Yin is part of a grant to create and study a “digital twin” of the urinary tract

Written By: Staff


John Yin, the Vilas Distinguished Achievement Professor in chemical and biological engineering at the University of Wisconsin-Madison, is part of a $3 million, five-year grant from the National Institutes of Health to build a computerized model that could inform new, highly-targeted and less painful treatments for people with lower urinary tract conditions.

Photo of John Yin
John Yin

The research team includes principal investigator Zachary Danziger and other researchers at Florida International University as well as collaborators from the University of Missouri, Northeastern University and the United States Military Academy.

The researchers are building the model to investigate how the nervous system and urinary tract are connected.

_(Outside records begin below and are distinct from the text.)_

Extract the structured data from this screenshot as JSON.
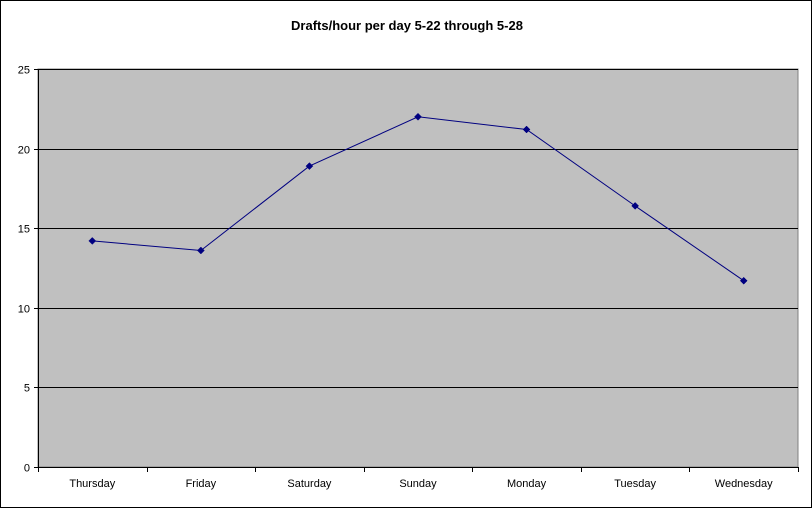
{
  "colors": {
    "plot_background": "#c0c0c0",
    "line": "#000080",
    "marker": "#000080",
    "gridline": "#000000",
    "page_background": "#ffffff"
  },
  "chart_data": {
    "type": "line",
    "title": "Drafts/hour per day 5-22 through 5-28",
    "xlabel": "",
    "ylabel": "",
    "categories": [
      "Thursday",
      "Friday",
      "Saturday",
      "Sunday",
      "Monday",
      "Tuesday",
      "Wednesday"
    ],
    "series": [
      {
        "values": [
          14.2,
          13.6,
          18.9,
          22.0,
          21.2,
          16.4,
          11.7
        ]
      }
    ],
    "ylim": [
      0,
      25
    ],
    "yticks": [
      0,
      5,
      10,
      15,
      20,
      25
    ],
    "grid": true,
    "legend": "none",
    "marker": "diamond"
  }
}
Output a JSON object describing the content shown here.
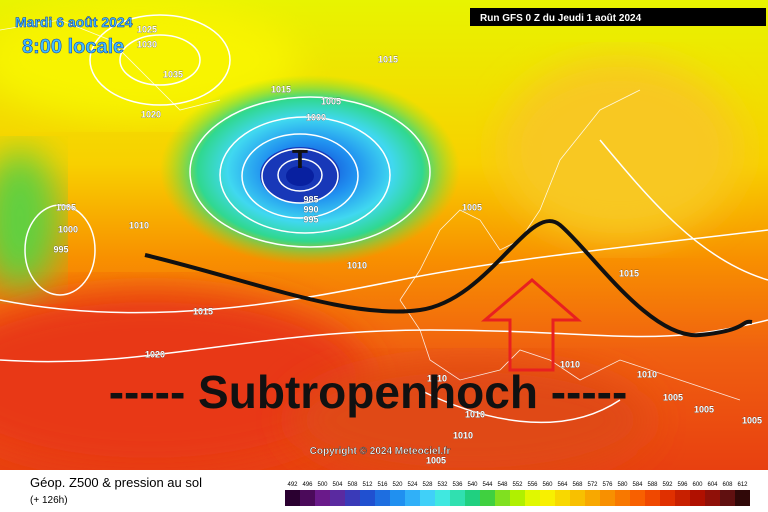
{
  "header": {
    "date": "Mardi 6 août 2024",
    "time": "8:00 locale",
    "run": "Run GFS 0 Z du Jeudi 1 août 2024"
  },
  "annotation": "----- Subtropenhoch -----",
  "low_marker": "T",
  "isobar_labels": [
    "1025",
    "1030",
    "1035",
    "1015",
    "1015",
    "1020",
    "1005",
    "1000",
    "985",
    "990",
    "995",
    "1005",
    "1000",
    "995",
    "1010",
    "1010",
    "1015",
    "1020",
    "1005",
    "1010",
    "1010",
    "1010",
    "1015",
    "1005",
    "1005",
    "1005",
    "1010",
    "1005",
    "1010"
  ],
  "copyright": "Copyright © 2024 Meteociel.fr",
  "legend": {
    "title": "Géop. Z500 & pression au sol",
    "lead": "(+ 126h)",
    "labels": [
      492,
      496,
      500,
      504,
      508,
      512,
      516,
      520,
      524,
      528,
      532,
      536,
      540,
      544,
      548,
      552,
      556,
      560,
      564,
      568,
      572,
      576,
      580,
      584,
      588,
      592,
      596,
      600,
      604,
      608,
      612
    ],
    "colors": [
      "#2a0030",
      "#4b0a5a",
      "#6a1a8a",
      "#5a2aa0",
      "#3a3ab8",
      "#2050d0",
      "#1e6ee0",
      "#2090f0",
      "#30b0f8",
      "#40d0f8",
      "#40e8e0",
      "#30e0b0",
      "#20d080",
      "#40d040",
      "#80e020",
      "#b0f000",
      "#e0f800",
      "#f8f000",
      "#f8d800",
      "#f8c000",
      "#f8a800",
      "#f89000",
      "#f87800",
      "#f86000",
      "#f04800",
      "#e03000",
      "#c82000",
      "#b01000",
      "#901008",
      "#601010",
      "#300808"
    ]
  }
}
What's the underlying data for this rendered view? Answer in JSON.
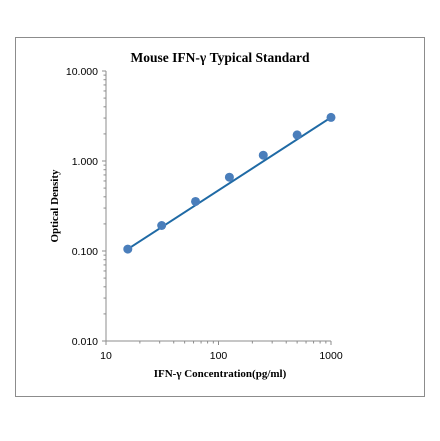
{
  "chart_data": {
    "type": "scatter",
    "title": "Mouse IFN-γ Typical Standard",
    "xlabel": "IFN-γ Concentration(pg/ml)",
    "ylabel": "Optical Density",
    "x_scale": "log",
    "y_scale": "log",
    "xlim": [
      10,
      1000
    ],
    "ylim": [
      0.01,
      10
    ],
    "x_ticks": [
      10,
      100,
      1000
    ],
    "x_tick_labels": [
      "10",
      "100",
      "1000"
    ],
    "y_ticks": [
      0.01,
      0.1,
      1,
      10
    ],
    "y_tick_labels": [
      "0.010",
      "0.100",
      "1.000",
      "10.000"
    ],
    "grid": false,
    "legend": "none",
    "series": [
      {
        "color": "#4a7ebb",
        "x": [
          15.625,
          31.25,
          62.5,
          125,
          250,
          500,
          1000
        ],
        "y": [
          0.105,
          0.192,
          0.355,
          0.66,
          1.16,
          1.95,
          3.05
        ]
      }
    ],
    "trendline": {
      "color": "#1f6aa5",
      "x": [
        15.625,
        1000
      ],
      "y": [
        0.105,
        3.05
      ]
    }
  }
}
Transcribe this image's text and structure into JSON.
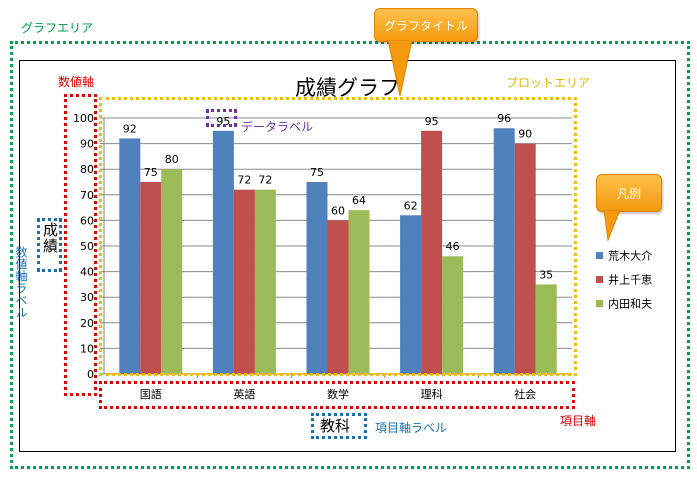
{
  "chart_data": {
    "type": "bar",
    "title": "成績グラフ",
    "xlabel": "教科",
    "ylabel": "成績",
    "categories": [
      "国語",
      "英語",
      "数学",
      "理科",
      "社会"
    ],
    "ylim": [
      0,
      100
    ],
    "yticks": [
      0,
      10,
      20,
      30,
      40,
      50,
      60,
      70,
      80,
      90,
      100
    ],
    "grid": true,
    "legend_position": "right",
    "series": [
      {
        "name": "荒木大介",
        "color": "#4f81bd",
        "values": [
          92,
          95,
          75,
          62,
          96
        ]
      },
      {
        "name": "井上千恵",
        "color": "#c0504d",
        "values": [
          75,
          72,
          60,
          95,
          90
        ]
      },
      {
        "name": "内田和夫",
        "color": "#9bbb59",
        "values": [
          80,
          72,
          64,
          46,
          35
        ]
      }
    ]
  },
  "annotations": {
    "graph_area": {
      "text": "グラフエリア",
      "color": "#00a050"
    },
    "plot_area": {
      "text": "プロットエリア",
      "color": "#e8b400"
    },
    "value_axis": {
      "text": "数値軸",
      "color": "#e00000"
    },
    "category_axis": {
      "text": "項目軸",
      "color": "#e00000"
    },
    "value_axis_label": {
      "text": "数値軸ラベル",
      "color": "#1a6fb0"
    },
    "category_axis_label": {
      "text": "項目軸ラベル",
      "color": "#1a6fb0"
    },
    "data_label": {
      "text": "データラベル",
      "color": "#7030a0"
    },
    "graph_title_callout": {
      "text": "グラフタイトル"
    },
    "legend_callout": {
      "text": "凡例"
    }
  }
}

They hope the model will lead to an understanding of how electric stimulation of certain specific nerves could help people struggling with underactive bladders—one of the most common lower urinary tract problems—caused by different factors, such as aging, neurological disorders, Parkinson’s disease and more.

Controlling those nerves with electrical pulses could theoretically restore proper bladder function. The challenge is that researchers must pinpoint the correct nerve to make it work. The nervous system is highly complex, and an electrical signal to the wrong nerve could have unintended consequences, like causing a random twitch, raising blood pressure or creating pain.

The computerized model of the bladder and its surrounding areas will serve as a “digital twin” of the urinary tract, allowing researchers to perform experiments that are not possible to perform on humans.

The research will come down to a heavy dose of interdisciplinary work. In the urinary tract system, some things can be explicitly defined by math, such as how much liquid goes into the bladder and how much goes out. However, some aspects are still unknown, especially concerning the urinary tract’s neural controls. Here, artificial intelligence and machine learning will be used to connect the dots.

The research team expects to have new therapeutic predictions based on their theory and computational models within three to four years. In future work, the researchers will need to validate those predictions by conducting tests.

A previous version of this article was published by Florida International University.